A few years later I gave a series of lectures on reconcilia­tion in Boston. These were pub­lished in 1992 by Orbis Books as Reconciliation: Mission and Ministry in a Changing Social Order. At that time, the Berlin Wall had fallen and there was much interest in how to rebuild societies that had suffered oppression under Communism. This little book was one of the very few on the topic that were available at the time. It was quickly translated into several other languages and circulated widely.

In 1996 I was asked by Caritas Internationalis to join a new international working group that would develop materials for training people in peacebuilding and reconcilia­tion. Caritas Internationalis is a service organization for 162 Catholic relief and development agencies around the world. Member organizations from the United States are Catholic Relief Services, the Campaign for Human Development, and Catholic Charities USA.

We developed a handbook for reconciliation and a training manual. They have been trans­lated into many languages (I helped introduce the Russian edition in Moscow a few years ago), and have been used to train tens of thousand of grass-roots workers around the world.

In 1998 I published another book on recon­ciliation (The Ministry of Reconciliation: Spirituality and Strategies), as well as articles and chapters in books on the topic. As a Fr. Robert result of these Schreiter, C.PP.S. writings and my work with Caritas Internationalis, I began to speak widely about reconcili­ation and to receive invitations to work in conflict areas.

How would you describe your work in reconciliation?

Building peace after a time of conflict and working toward reconciliation are complex tasks. My part in this focuses upon the resources of religious faith for doing that work, and for sustaining spiritually those who are working in this area. Peacebuilding is arduous and often frustrating work, since there are many setbacks and disappointments.

What has come about in recent years is a growing awareness of how important the role of faith is in this work. Realizing that reconciliation is God’s work—a work in which we but participate—is an important perspective for being able to keep working in this area.

Likewise there are certain skills to be learned, such as how to deal with people who have come through deep trauma. The healing of painful memo­ries and being able to get on with life plays a big role here. Helping people envision what peace might look like is another important skill.

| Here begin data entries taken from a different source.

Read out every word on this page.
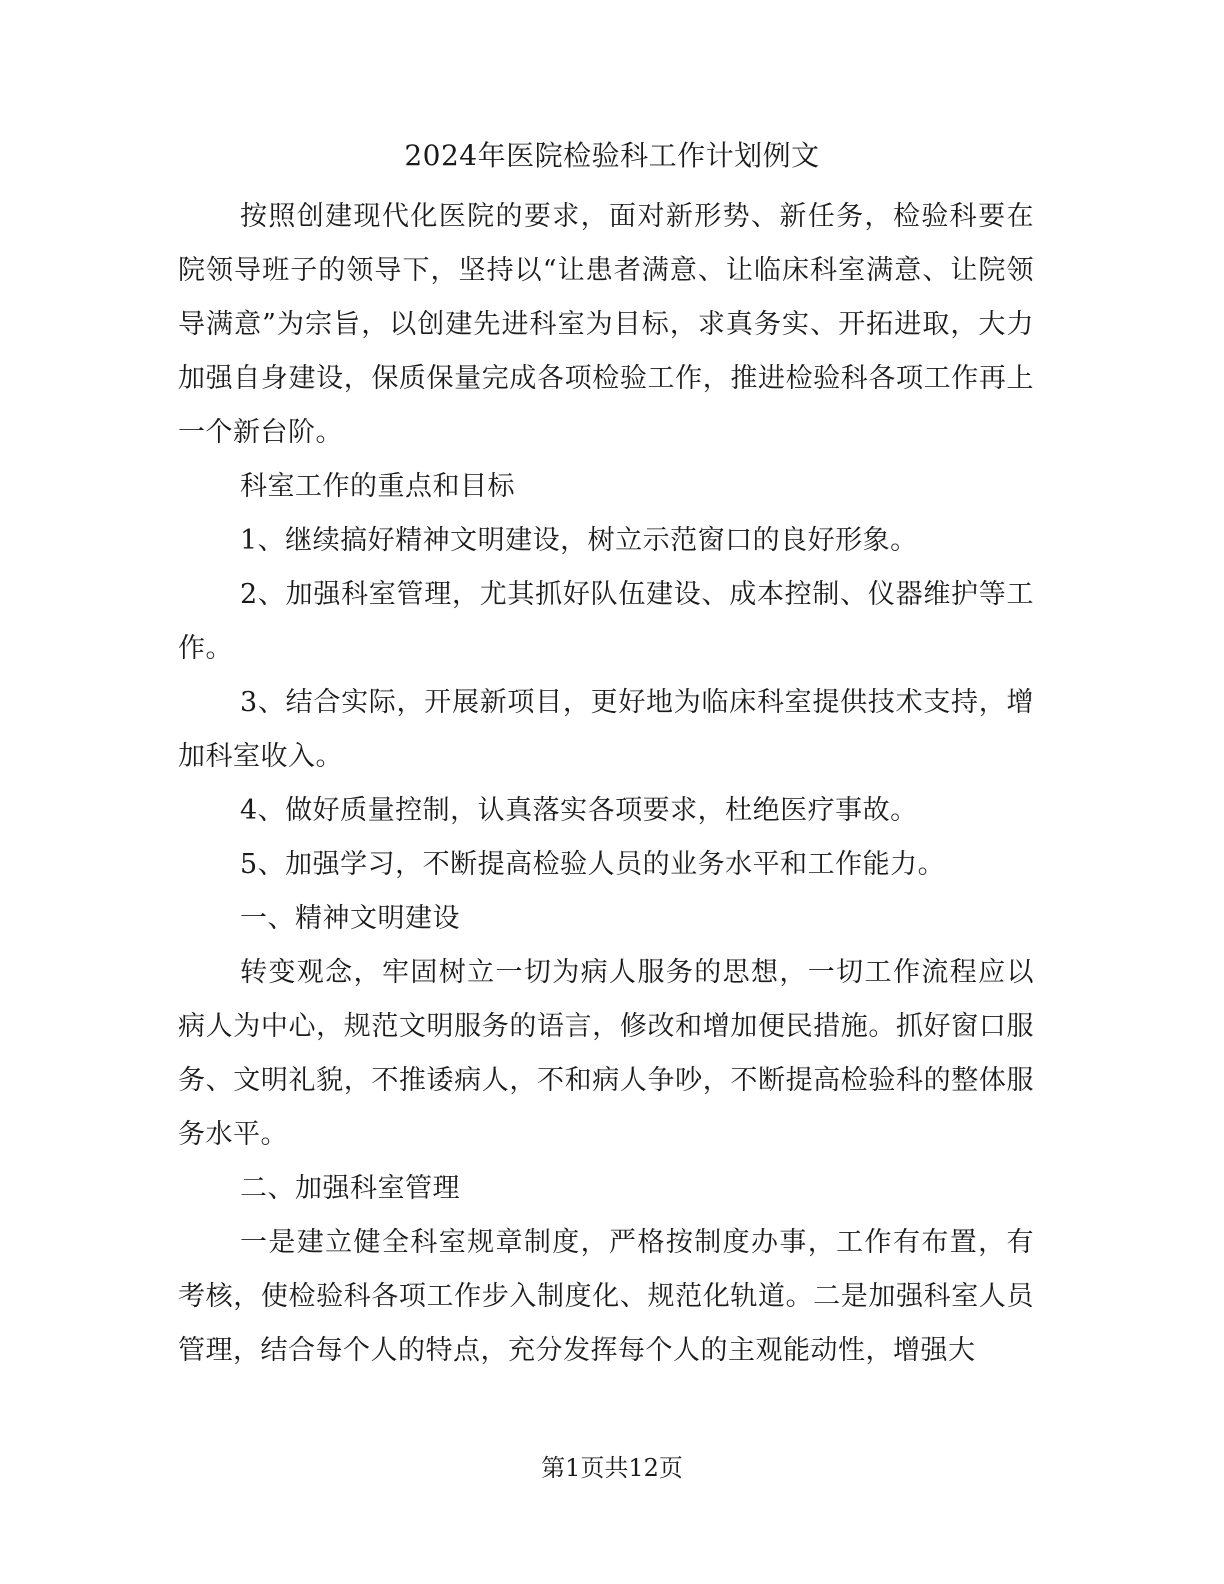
2024年医院检验科工作计划例文

按照创建现代化医院的要求，面对新形势、新任务，检验科要在院领导班子的领导下，坚持以“让患者满意、让临床科室满意、让院领导满意”为宗旨，以创建先进科室为目标，求真务实、开拓进取，大力加强自身建设，保质保量完成各项检验工作，推进检验科各项工作再上一个新台阶。

科室工作的重点和目标

1、继续搞好精神文明建设，树立示范窗口的良好形象。

2、加强科室管理，尤其抓好队伍建设、成本控制、仪器维护等工作。

3、结合实际，开展新项目，更好地为临床科室提供技术支持，增加科室收入。

4、做好质量控制，认真落实各项要求，杜绝医疗事故。

5、加强学习，不断提高检验人员的业务水平和工作能力。

一、精神文明建设

转变观念，牢固树立一切为病人服务的思想，一切工作流程应以病人为中心，规范文明服务的语言，修改和增加便民措施。抓好窗口服务、文明礼貌，不推诿病人，不和病人争吵，不断提高检验科的整体服务水平。

二、加强科室管理

一是建立健全科室规章制度，严格按制度办事，工作有布置，有考核，使检验科各项工作步入制度化、规范化轨道。二是加强科室人员管理，结合每个人的特点，充分发挥每个人的主观能动性，增强大

第1页共12页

I work full-time as a teacher at the Catholic Theological Union in Chicago, so I cannot stay for long periods of time in places where I am invited. What I usually do is work with leaders who need to have a vision of faith to guide these rebuilding processes.

How has this work led you around the world?

My work in reconciliation has branched out. In 1999 the Australian Bishops’ Conference asked me to talk about reconcil­iation between Australia’s Aboriginal population and the white settler population. Issues of polarization in the Church, and the response to the clerical sexual abuse scandal in the U.S. have also prompted many invi­tations.

I also spoke on peacebuilding and reconciliation at World Youth Day in Sydney in July 2008, on behalf of Caritas Australia.

You could certainly find an easier topic—so why do you stay involved in the work of reconciliation?

The work is exhilarating, because one feels that such things help make a difference in the world. At this point there are not a lot of theologians who are willing to get involved in this often messy and frustrating work. Whatever help we as the­ologians can provide is always greatly appreciated. One of the most touching tributes I have received was from Bishop Carlos Belo, winner of the Nobel Peace Prize in 1996 for his work in East Timor. He credited my work with shaping his own vision of reconciliation.

But as we learn in our faith, it is not my work, but God’s. A ministry of reconciliation flows directly from our Precious Blood spirituality. And I have been happy to be part of this.